Cybersecurity research firm Cyble reported that unknown hackers are selling personal information of 47.5 million Indian users of Truecaller, a caller-identification app, on darknet forums for $1,000. The leaked data included details like users’ phone number, name, gender, city, carrier, email ID, Facebook account, and telco details.
In its primary analysis report, Cyble stated that the users’ personal details were kept on dark web forums in a categorized format based on state, cities, and telecom carriers. It also found that the exposed data is from 2019. Cyble said that such leaked data might impact users in India via spam, phishing scams, and identity theft attacks.
“We were sceptical, but considering we have a large number of subscribers and enterprises in India, we decided to go ahead with the validation stage. And soon we realized that we didn’t make a wrong decision,” Cyble researchers said.
On the flipside, Truecaller denied the data breach allegations claimed by Cyble. “We were informed about a similar sale of data in May 2019. What they have here is likely the same dataset as before. It’s easy for bad actors to compile multiple phone number databases and put a Truecaller stamp on it. By doing that, it lends some credibility to the data and makes it easier for them to sell,” Truecaller said in a media statement.

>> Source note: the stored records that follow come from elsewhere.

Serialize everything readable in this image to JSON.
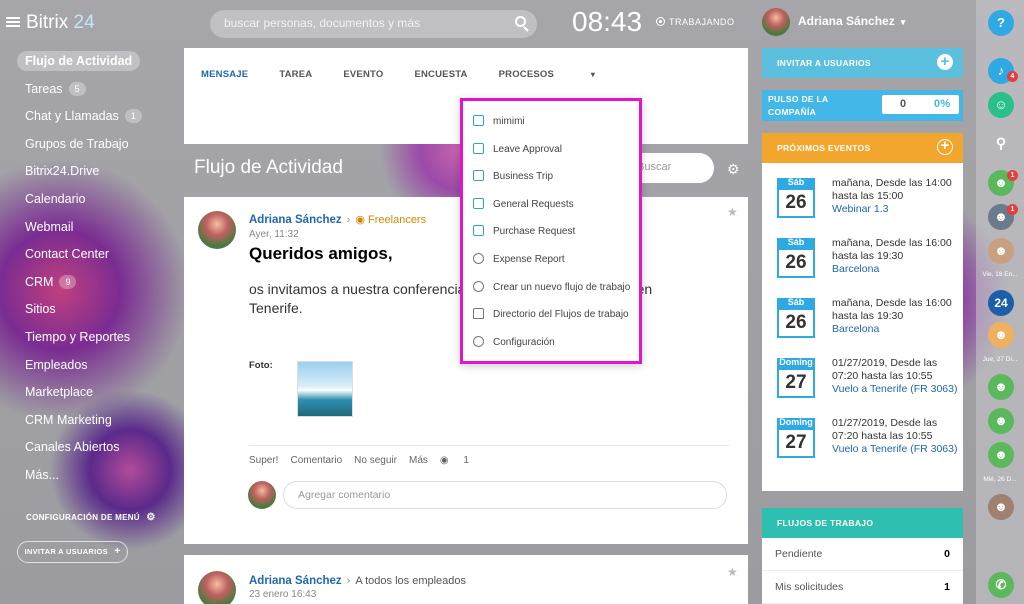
{
  "header": {
    "logo_a": "Bitrix",
    "logo_b": "24",
    "search_placeholder": "buscar personas, documentos y más",
    "clock": "08:43",
    "work_status": "TRABAJANDO",
    "user_name": "Adriana Sánchez"
  },
  "sidebar": {
    "items": [
      {
        "label": "Flujo de Actividad",
        "count": ""
      },
      {
        "label": "Tareas",
        "count": "5"
      },
      {
        "label": "Chat y Llamadas",
        "count": "1"
      },
      {
        "label": "Grupos de Trabajo",
        "count": ""
      },
      {
        "label": "Bitrix24.Drive",
        "count": ""
      },
      {
        "label": "Calendario",
        "count": ""
      },
      {
        "label": "Webmail",
        "count": ""
      },
      {
        "label": "Contact Center",
        "count": ""
      },
      {
        "label": "CRM",
        "count": "9"
      },
      {
        "label": "Sitios",
        "count": ""
      },
      {
        "label": "Tiempo y Reportes",
        "count": ""
      },
      {
        "label": "Empleados",
        "count": ""
      },
      {
        "label": "Marketplace",
        "count": ""
      },
      {
        "label": "CRM Marketing",
        "count": ""
      },
      {
        "label": "Canales Abiertos",
        "count": ""
      },
      {
        "label": "Más...",
        "count": ""
      }
    ],
    "config_label": "CONFIGURACIÓN DE MENÚ",
    "invite_label": "INVITAR A USUARIOS"
  },
  "composer": {
    "tabs": [
      "MENSAJE",
      "TAREA",
      "EVENTO",
      "ENCUESTA",
      "PROCESOS"
    ]
  },
  "feed": {
    "title": "Flujo de Actividad",
    "search_placeholder": "Buscar"
  },
  "post": {
    "author": "Adriana Sánchez",
    "group": "Freelancers",
    "time": "Ayer, 11:32",
    "headline": "Queridos amigos,",
    "body": "os invitamos a nuestra conferencia que se celebrará en enero en Tenerife.",
    "photo_label": "Foto:",
    "actions": [
      "Super!",
      "Comentario",
      "No seguir",
      "Más"
    ],
    "views": "1",
    "comment_placeholder": "Agregar comentario"
  },
  "post2": {
    "author": "Adriana Sánchez",
    "audience": "A todos los empleados",
    "time": "23 enero 16:43"
  },
  "dropdown": {
    "items": [
      "mimimi",
      "Leave Approval",
      "Business Trip",
      "General Requests",
      "Purchase Request",
      "Expense Report",
      "Crear un nuevo flujo de trabajo",
      "Directorio del Flujos de trabajo",
      "Configuración"
    ]
  },
  "right": {
    "invite": "INVITAR A USUARIOS",
    "pulse_a": "PULSO DE LA",
    "pulse_b": "COMPAÑÍA",
    "pulse_val": "0",
    "pulse_pct": "0%",
    "events_title": "PRÓXIMOS EVENTOS",
    "events": [
      {
        "day": "Sáb",
        "num": "26",
        "text": "mañana, Desde las 14:00 hasta las 15:00",
        "link": "Webinar 1.3"
      },
      {
        "day": "Sáb",
        "num": "26",
        "text": "mañana, Desde las 16:00 hasta las 19:30",
        "link": "Barcelona"
      },
      {
        "day": "Sáb",
        "num": "26",
        "text": "mañana, Desde las 16:00 hasta las 19:30",
        "link": "Barcelona"
      },
      {
        "day": "Doming",
        "num": "27",
        "text": "01/27/2019, Desde las 07:20 hasta las 10:55",
        "link": "Vuelo a Tenerife (FR 3063)"
      },
      {
        "day": "Doming",
        "num": "27",
        "text": "01/27/2019, Desde las 07:20 hasta las 10:55",
        "link": "Vuelo a Tenerife (FR 3063)"
      }
    ],
    "flows_title": "FLUJOS DE TRABAJO",
    "flows": [
      {
        "label": "Pendiente",
        "value": "0"
      },
      {
        "label": "Mis solicitudes",
        "value": "1"
      }
    ]
  },
  "rail": {
    "help": "?",
    "notif_count": "4",
    "badge1": "1",
    "badge2": "1",
    "date1": "Vie, 18 En...",
    "date2": "Jue, 27 Di...",
    "date3": "Mié, 26 D...",
    "b24": "24"
  }
}
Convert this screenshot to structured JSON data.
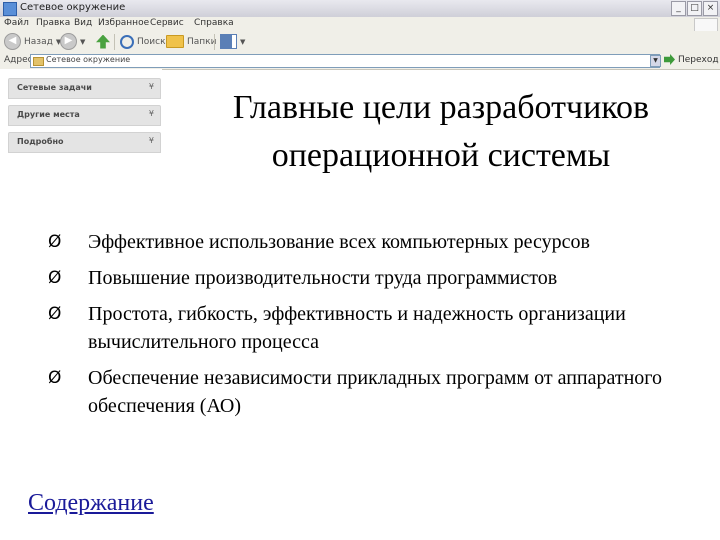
{
  "window": {
    "title": "Сетевое окружение",
    "menu": [
      "Файл",
      "Правка",
      "Вид",
      "Избранное",
      "Сервис",
      "Справка"
    ],
    "controls": [
      "_",
      "□",
      "×"
    ]
  },
  "toolbar": {
    "back_label": "Назад",
    "search_label": "Поиск",
    "folders_label": "Папки"
  },
  "address": {
    "label": "Адрес:",
    "value": "Сетевое окружение",
    "go_label": "Переход"
  },
  "task_pane": {
    "panels": [
      {
        "label": "Сетевые задачи"
      },
      {
        "label": "Другие места"
      },
      {
        "label": "Подробно"
      }
    ]
  },
  "slide": {
    "title_line1": "Главные цели разработчиков",
    "title_line2": "операционной системы",
    "bullet_marker": "Ø",
    "bullets": [
      "Эффективное использование всех компьютерных ресурсов",
      "Повышение производительности труда программистов",
      "Простота, гибкость, эффективность и надежность организации вычислительного процесса",
      "Обеспечение независимости прикладных программ от аппаратного обеспечения (АО)"
    ],
    "contents_link": "Содержание"
  }
}
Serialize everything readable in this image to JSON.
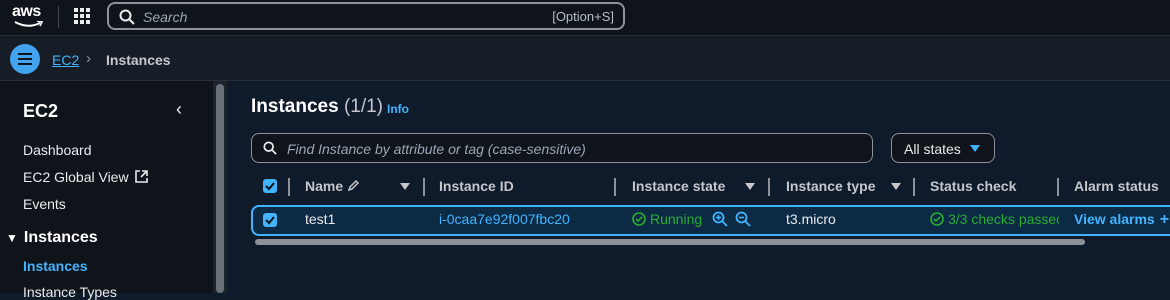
{
  "topbar": {
    "logo_text": "aws",
    "search_placeholder": "Search",
    "search_shortcut": "[Option+S]"
  },
  "breadcrumb": {
    "root": "EC2",
    "current": "Instances"
  },
  "sidebar": {
    "title": "EC2",
    "items": [
      "Dashboard",
      "EC2 Global View",
      "Events"
    ],
    "section": "Instances",
    "active": "Instances",
    "partial": "Instance Types"
  },
  "panel": {
    "title": "Instances",
    "count": "(1/1)",
    "info": "Info",
    "filter_placeholder": "Find Instance by attribute or tag (case-sensitive)",
    "state_filter": "All states"
  },
  "table": {
    "columns": [
      "Name",
      "Instance ID",
      "Instance state",
      "Instance type",
      "Status check",
      "Alarm status"
    ],
    "rows": [
      {
        "name": "test1",
        "instance_id": "i-0caa7e92f007fbc20",
        "state": "Running",
        "type": "t3.micro",
        "status_check": "3/3 checks passec",
        "alarm": "View alarms"
      }
    ]
  },
  "colors": {
    "accent": "#42b4ff",
    "success": "#29ad32",
    "background": "#0f1b2a"
  }
}
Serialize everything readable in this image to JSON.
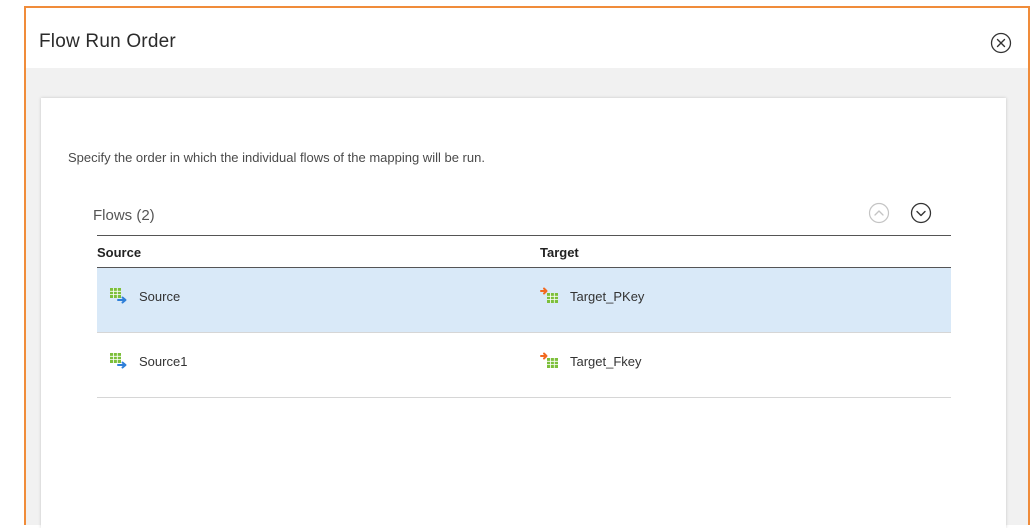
{
  "dialog": {
    "title": "Flow Run Order",
    "close_icon": "close-circle-icon"
  },
  "panel": {
    "description": "Specify the order in which the individual flows of the mapping will be run.",
    "flows_label": "Flows (2)",
    "move_up_icon": "chevron-up-circle-icon",
    "move_down_icon": "chevron-down-circle-icon"
  },
  "table": {
    "headers": {
      "source": "Source",
      "target": "Target"
    },
    "rows": [
      {
        "source": "Source",
        "target": "Target_PKey",
        "selected": true
      },
      {
        "source": "Source1",
        "target": "Target_Fkey",
        "selected": false
      }
    ]
  },
  "colors": {
    "accent_border": "#f08c3a",
    "selected_row": "#d9e9f8",
    "source_icon_green": "#7cbf3a",
    "source_icon_blue": "#2f7fd8",
    "target_icon_orange": "#f26a21"
  }
}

The Swedish caller identity app is popular among the Indian users. The app provides a set of features to smartphone users including call-blocking, flash-messaging, caller-identification, call-recording, and Chat & Voice services.
Vulnerabilities in Truecaller App
Earlier, researchers discovered a security flaw in the Truecaller app that could expose sensitive users’ data, location, and system information to attackers. The flaw came to light after an India-based security researcher Ehraz Ahmed reported the issue. In a video post, the researcher described how a malicious link can be injected as a profile URL to potentially target attacks on users clicking on the profile. According to Ahmed, the malicious script will get executed without user consent. “The flaw could allow attackers to mount serious attacks on target machines, although this was not the scope of the proof of concept and has been played down by the company,” Ahmed said in a statement.